Delegasi Indonesia mendorong peneliti bermanfaat bagi masyarakat sekaligus juga memastikan hasil penelitiannya tidak bertentangan dengan pembentukan kode etik atau code of conduct yang dapat menjadi salah satu acuan bagi peneliti dalam melakukan kegiatannya. Namun itu saja belum cukup.
Pentingnya mitigasi kekinian
Karena, ketahanan Nubika bukan hanya tanggung jawab peneliti tetapi harus bekerja sama dengan pejabat penegak hukum yang memiliki kemampuan deteksi yang memadai.
Penegak hukum harus melengkapi kemampuan deteksinya dengan kecanggihan teknologi berbasis kecerdasan artifisial dan algoritma, selain kemampuan mitigasi oleh militer yang harus disiapkan secara dini.
Kalau tidak mempunyai kemampuan itu, dan hanya percaya pada kemampuan tentara polisi dan perawat untuk mengurusi manusia Indonesia yang terkena dampak akan sangat sulit.

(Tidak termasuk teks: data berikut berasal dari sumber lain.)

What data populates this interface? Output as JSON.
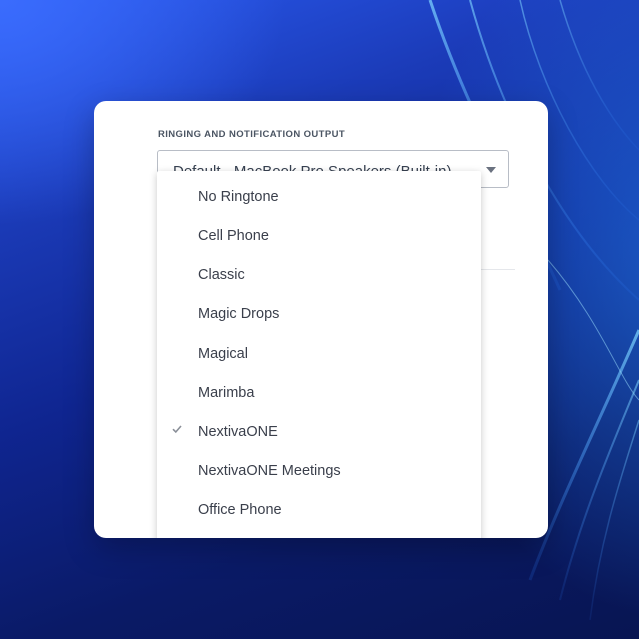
{
  "settings": {
    "section_label": "RINGING AND NOTIFICATION OUTPUT",
    "output_select_value": "Default - MacBook Pro Speakers (Built-in)",
    "select_arrow_icon": "chevron-down-icon"
  },
  "ringtone_dropdown": {
    "options": [
      {
        "label": "No Ringtone",
        "selected": false
      },
      {
        "label": "Cell Phone",
        "selected": false
      },
      {
        "label": "Classic",
        "selected": false
      },
      {
        "label": "Magic Drops",
        "selected": false
      },
      {
        "label": "Magical",
        "selected": false
      },
      {
        "label": "Marimba",
        "selected": false
      },
      {
        "label": "NextivaONE",
        "selected": true
      },
      {
        "label": "NextivaONE Meetings",
        "selected": false
      },
      {
        "label": "Office Phone",
        "selected": false
      }
    ],
    "check_icon": "checkmark-icon"
  },
  "colors": {
    "background_primary": "#1b3bb8",
    "card": "#ffffff",
    "text": "#3a3f4b"
  }
}
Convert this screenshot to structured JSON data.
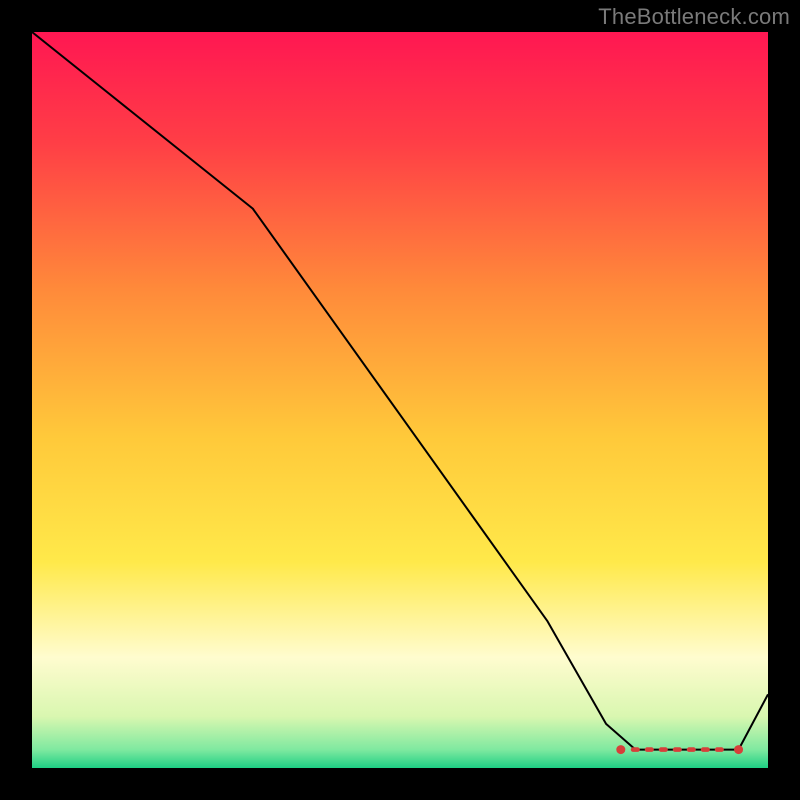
{
  "watermark": "TheBottleneck.com",
  "chart_data": {
    "type": "line",
    "title": "",
    "xlabel": "",
    "ylabel": "",
    "xlim": [
      0,
      100
    ],
    "ylim": [
      0,
      100
    ],
    "grid": false,
    "legend": false,
    "series": [
      {
        "name": "main-curve",
        "stroke": "#000000",
        "stroke_width": 2,
        "x": [
          0,
          10,
          20,
          30,
          40,
          50,
          60,
          70,
          78,
          82,
          86,
          90,
          96,
          100
        ],
        "y": [
          100,
          92,
          84,
          76,
          62,
          48,
          34,
          20,
          6,
          2.5,
          2.5,
          2.5,
          2.5,
          10
        ]
      }
    ],
    "markers": [
      {
        "name": "flat-min-dash",
        "shape": "dash-run",
        "color": "#d6403a",
        "x_start": 80,
        "x_end": 96,
        "y": 2.5
      }
    ],
    "background_gradient": {
      "stops": [
        {
          "offset": 0.0,
          "color": "#ff1752"
        },
        {
          "offset": 0.15,
          "color": "#ff3e46"
        },
        {
          "offset": 0.35,
          "color": "#ff8a3a"
        },
        {
          "offset": 0.55,
          "color": "#ffc93a"
        },
        {
          "offset": 0.72,
          "color": "#ffe94a"
        },
        {
          "offset": 0.85,
          "color": "#fffccf"
        },
        {
          "offset": 0.93,
          "color": "#d9f7b0"
        },
        {
          "offset": 0.975,
          "color": "#7fe9a0"
        },
        {
          "offset": 1.0,
          "color": "#1ecf84"
        }
      ]
    }
  }
}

Ada 400.000 tentara aktif dan 470.700 polisi aktif, serta 33.500 orang dokter umum dan 105.147 orang perawat berbanding dengan jumlah penduduk Indonesia pada 2020 yang mencapai 269,6 juta jiwa. Maka, satu orang tentara atau polisi harus menangani 573 orang. Satu orang dokter/perawat harus mengurusi 1.944 orang.
Kalau terjadi wabah besar-besaran bagaimana?
Jadi mitigasi dengan pendekatan kekinian seperti pemanfaatan teknologi kecerdasan artifisial dan algoritma itu penting.